Le futur de la photographie
Ceci n’est que pure fiction mais cela arrivera sans doute un jour grâce à l’intelligence artificielle. J’imagine dans un futur proche des drones miniatures autonomes et intelligents dotés d’une reconnaissance des formes très poussée. Les hybrides ont fait un bond en avant considérable en matière d’aide à la prise de vue, ces dernières années. Mais cette technologie avancée n’est pas encore au stade de décider par elle-même de toutes les actions à engager pour composer intelligemment et artistiquement une image. Encore un peu de patience les amis, ce jour viendra.

Technologies d’hier et d’aujourd’hui
Pour l’heure, il faut encore se déplacer et faire les choses soi même : réfléchir, s’occuper des réglages, choisir un cadre, bouger, attendre la bonne lumière, faire un choix et déclencher. Je sais, c’est fatiguant.
Photographier avec un appareil argentique comme le Rolleiflex demande un minimum de concentration. Le risque de rater les photos existe bel et bien, il faut en avoir conscience. Par exemple, il ne sera pas en mesure de vous alerter sur une sous exposition probable ou une mise au point imprécise. Certaines personnes habituées au smartphone sont perplexes quand je leur explique que mon Rolleiflex ne possède ni autofocus, ni cellule pour mesurer la lumière.
Avec un Canon R6, vous ne pouvez pas rater vos photos, c’est impossible. La mise au point véloce et ultra précise, l’exposition gérée à la perfection et la qualité d’image exceptionnelle même en très basse lumière en font un outil redoutable. Pour rater une photo aujourd’hui, il faut vraiment faire preuve de mauvaise volonté. J’ai vu un photographe de mode en action qui ne regardait ni dans le viseur de son Canon EOS R5 ni l’écran arrière.
En argentique, il vaut mieux être prudent. Les accidents peuvent être multiples : flous de bouger, mise au point décalée, erreurs d’exposition, qualité d’image dégradée à cause d’un film périmé ou mal employé, sans parler des erreurs bêtes comme le doigt devant l’objectif ou l’ouverture du dos de l’appareil en plein jour alors que le film n’est pas rembobiné. Le pire en photographie argentique, c’est qu’une fois le rouleau terminé, il faut encore intervenir manuellement pour faire apparaître les images avec là aussi le risque de foirer complètement le développement.

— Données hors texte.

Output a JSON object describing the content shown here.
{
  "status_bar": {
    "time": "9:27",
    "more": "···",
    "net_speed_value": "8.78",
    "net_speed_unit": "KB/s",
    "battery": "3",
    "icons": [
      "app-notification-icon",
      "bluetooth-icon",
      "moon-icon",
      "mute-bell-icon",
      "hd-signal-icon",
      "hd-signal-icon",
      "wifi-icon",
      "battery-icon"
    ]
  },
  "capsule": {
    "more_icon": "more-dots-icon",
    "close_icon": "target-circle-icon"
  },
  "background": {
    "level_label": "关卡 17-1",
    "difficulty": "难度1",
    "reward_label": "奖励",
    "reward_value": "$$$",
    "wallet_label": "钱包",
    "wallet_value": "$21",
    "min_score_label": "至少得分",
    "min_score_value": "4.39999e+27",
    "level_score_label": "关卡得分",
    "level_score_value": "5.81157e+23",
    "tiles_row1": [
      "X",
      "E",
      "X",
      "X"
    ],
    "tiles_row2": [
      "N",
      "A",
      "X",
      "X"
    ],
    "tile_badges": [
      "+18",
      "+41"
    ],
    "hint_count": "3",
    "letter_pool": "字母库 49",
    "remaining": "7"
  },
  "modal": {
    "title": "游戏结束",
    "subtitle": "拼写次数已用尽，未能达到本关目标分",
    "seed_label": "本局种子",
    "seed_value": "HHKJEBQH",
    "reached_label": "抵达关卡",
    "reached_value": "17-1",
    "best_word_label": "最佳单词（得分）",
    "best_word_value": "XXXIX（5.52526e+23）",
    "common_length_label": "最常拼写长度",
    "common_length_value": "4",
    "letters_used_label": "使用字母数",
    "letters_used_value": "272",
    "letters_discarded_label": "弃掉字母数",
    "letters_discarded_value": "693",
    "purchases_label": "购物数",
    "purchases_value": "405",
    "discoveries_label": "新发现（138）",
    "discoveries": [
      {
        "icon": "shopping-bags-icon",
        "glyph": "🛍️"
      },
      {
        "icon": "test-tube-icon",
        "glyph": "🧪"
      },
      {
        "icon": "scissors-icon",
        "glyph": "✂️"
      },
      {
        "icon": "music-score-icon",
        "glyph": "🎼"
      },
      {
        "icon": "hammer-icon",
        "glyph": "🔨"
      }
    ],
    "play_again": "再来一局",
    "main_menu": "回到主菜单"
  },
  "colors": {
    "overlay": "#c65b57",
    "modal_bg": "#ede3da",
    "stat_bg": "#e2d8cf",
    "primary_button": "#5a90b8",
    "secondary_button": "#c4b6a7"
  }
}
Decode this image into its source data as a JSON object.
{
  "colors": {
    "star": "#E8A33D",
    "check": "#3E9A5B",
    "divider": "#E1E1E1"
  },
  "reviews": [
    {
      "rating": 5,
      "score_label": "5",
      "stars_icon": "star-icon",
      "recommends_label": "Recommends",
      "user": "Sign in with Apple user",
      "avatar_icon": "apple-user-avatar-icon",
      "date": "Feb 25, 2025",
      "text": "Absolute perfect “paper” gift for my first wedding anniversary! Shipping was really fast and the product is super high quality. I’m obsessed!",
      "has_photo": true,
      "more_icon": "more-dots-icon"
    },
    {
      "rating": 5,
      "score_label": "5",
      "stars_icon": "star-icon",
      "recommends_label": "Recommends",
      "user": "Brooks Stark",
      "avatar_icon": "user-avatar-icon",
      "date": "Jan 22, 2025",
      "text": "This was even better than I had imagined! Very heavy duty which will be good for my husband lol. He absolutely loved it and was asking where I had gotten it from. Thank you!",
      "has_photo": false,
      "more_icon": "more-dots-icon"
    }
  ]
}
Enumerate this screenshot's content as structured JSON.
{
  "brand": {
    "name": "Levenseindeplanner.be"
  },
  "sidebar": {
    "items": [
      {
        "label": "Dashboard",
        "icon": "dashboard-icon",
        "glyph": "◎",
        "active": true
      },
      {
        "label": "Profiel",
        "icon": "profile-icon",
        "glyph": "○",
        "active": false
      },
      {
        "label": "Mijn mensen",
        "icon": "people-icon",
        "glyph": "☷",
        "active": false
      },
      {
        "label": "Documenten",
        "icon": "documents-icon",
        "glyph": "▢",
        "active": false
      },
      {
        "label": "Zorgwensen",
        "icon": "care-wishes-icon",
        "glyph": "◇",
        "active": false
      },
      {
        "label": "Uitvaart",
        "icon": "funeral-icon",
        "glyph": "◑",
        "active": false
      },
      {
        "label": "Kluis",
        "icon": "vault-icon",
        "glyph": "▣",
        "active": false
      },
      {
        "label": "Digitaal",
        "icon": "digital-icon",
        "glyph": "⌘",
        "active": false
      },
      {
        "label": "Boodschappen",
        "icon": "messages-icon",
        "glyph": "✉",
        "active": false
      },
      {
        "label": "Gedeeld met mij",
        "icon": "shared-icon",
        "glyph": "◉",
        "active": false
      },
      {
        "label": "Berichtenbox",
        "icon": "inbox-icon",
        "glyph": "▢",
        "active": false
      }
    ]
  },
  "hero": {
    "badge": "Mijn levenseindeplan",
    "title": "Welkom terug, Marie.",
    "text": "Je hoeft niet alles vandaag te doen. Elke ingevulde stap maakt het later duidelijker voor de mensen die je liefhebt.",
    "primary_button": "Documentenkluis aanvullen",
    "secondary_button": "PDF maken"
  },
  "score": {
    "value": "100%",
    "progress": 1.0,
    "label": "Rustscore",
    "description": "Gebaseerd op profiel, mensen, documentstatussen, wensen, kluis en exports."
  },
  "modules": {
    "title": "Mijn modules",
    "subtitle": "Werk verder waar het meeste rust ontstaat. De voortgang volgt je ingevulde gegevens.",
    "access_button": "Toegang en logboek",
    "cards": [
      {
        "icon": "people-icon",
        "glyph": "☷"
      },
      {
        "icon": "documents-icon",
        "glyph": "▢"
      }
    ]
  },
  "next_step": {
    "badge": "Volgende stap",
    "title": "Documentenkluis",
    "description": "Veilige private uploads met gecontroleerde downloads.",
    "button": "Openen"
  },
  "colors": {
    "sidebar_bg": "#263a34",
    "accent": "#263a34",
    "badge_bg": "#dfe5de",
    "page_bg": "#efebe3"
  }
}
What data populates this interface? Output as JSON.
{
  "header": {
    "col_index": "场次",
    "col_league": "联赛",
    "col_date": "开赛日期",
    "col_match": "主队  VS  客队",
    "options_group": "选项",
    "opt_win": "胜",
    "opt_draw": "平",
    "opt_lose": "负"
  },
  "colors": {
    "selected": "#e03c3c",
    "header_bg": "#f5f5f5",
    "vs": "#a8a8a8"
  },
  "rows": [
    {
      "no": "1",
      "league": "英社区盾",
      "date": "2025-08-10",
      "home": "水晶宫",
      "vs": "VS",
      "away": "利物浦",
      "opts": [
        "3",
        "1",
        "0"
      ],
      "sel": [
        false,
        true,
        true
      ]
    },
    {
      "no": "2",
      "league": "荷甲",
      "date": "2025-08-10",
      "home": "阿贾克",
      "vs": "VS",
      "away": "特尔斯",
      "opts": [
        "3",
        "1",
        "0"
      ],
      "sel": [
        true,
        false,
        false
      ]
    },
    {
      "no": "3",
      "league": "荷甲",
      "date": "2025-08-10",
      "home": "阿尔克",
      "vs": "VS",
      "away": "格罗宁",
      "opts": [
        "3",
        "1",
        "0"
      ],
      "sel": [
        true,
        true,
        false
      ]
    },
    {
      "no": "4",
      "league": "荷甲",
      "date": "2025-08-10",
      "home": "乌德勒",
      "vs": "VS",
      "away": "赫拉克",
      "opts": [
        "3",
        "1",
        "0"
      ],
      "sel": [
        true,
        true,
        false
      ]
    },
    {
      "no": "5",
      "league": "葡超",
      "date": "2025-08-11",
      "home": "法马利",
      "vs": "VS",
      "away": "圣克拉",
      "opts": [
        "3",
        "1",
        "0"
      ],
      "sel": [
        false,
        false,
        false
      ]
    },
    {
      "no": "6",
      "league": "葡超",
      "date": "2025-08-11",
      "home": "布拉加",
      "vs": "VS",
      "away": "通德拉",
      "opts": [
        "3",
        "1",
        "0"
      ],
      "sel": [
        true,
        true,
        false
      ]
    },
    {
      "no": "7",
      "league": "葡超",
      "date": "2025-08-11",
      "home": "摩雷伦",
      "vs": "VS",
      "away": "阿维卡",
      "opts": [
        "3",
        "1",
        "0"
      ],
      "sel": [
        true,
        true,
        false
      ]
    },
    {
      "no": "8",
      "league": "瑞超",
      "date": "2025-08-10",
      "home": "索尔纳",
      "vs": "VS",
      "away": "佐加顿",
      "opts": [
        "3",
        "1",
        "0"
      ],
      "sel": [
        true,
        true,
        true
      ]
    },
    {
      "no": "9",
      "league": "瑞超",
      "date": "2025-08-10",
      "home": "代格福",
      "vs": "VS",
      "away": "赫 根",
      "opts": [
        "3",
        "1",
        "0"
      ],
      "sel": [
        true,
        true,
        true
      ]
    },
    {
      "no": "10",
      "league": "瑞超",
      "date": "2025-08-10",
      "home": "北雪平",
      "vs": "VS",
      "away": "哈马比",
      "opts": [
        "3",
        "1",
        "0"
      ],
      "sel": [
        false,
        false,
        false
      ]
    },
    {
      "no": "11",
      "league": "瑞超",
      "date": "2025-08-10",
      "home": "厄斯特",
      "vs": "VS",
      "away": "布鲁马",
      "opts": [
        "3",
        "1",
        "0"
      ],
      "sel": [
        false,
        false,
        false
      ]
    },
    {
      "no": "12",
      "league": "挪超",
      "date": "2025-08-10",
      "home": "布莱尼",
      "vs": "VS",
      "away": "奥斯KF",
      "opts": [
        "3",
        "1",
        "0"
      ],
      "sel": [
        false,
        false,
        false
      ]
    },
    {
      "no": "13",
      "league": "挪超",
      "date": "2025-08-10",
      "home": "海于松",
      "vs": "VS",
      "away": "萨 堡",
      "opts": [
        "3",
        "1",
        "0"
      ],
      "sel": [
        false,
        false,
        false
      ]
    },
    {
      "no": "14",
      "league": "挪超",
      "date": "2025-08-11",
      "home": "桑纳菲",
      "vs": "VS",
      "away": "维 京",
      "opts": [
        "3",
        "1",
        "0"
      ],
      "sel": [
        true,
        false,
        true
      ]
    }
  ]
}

Qualité et quantité d’images
En 2023, il faut savoir cinématographier avec un appareil photo et un drone pour devenir un storyteller accompli. Je connais des confrères qui n’hésitent pas à enregistrer toute une séquence à trente images par seconde pour en extraire la photo la mieux réussie. Pourquoi pas ? Puisque la technologie d’aujourd’hui permet d’enregistrer environ 200 images en rafale ou peut-être plus. Vous comprendrez que l’on puisse se moquer du photographe de mariage quand il arrête de déclencher lors d’une séance photo de groupes : « Le photographe n’a plus de pellicule ? ». J’ai entendu cette blagounette un bon nombre de fois. Ce n’est pas méchant mais cela en dit long sur notre époque. Il leur en faut toujours plus.
Avec le Rolleiflex, on ne produit que 12 photos par film. Les mariés sont prévenus : la photographie argentique avec un boîtier des années 50 ne permet pas les mêmes cadences qu’un EOS R6. La séance photo est interrompe lors du changement de bobine. Certains invités s’impatientent et passent à autre chose ou sortent leur smartphone. Du coup, j’apporte parfois trois appareils déjà chargés pour aller plus vite. Heureusement, les jeunes sont compréhensifs et s’émerveillent de voir des vieux coucous encore en état de marche et viennent vers moi me poser des questions.
La qualité des images est devenue primordiale tant dans le cadre professionnel que pour le grand public. Le commun des mortels est habitué à regarder des images ultra « sharp » sur son écran de télévision, avec des contrastes élevés et des couleurs profondes. Il attend donc du professionnel le même résultat. C’est assez rare mais je tombe parfois sur des clients photographes suréquipés. Leur préoccupation principale est la résolution de mes reflex. D’autres s’étonnent que je n’ai pas encore basculé dans le monde de l’hybride. Cela ne saurait tarder. Mes Canon EOS 5D MK III vieillissent. Il va bien falloir les remplacer un jour ou l’autre.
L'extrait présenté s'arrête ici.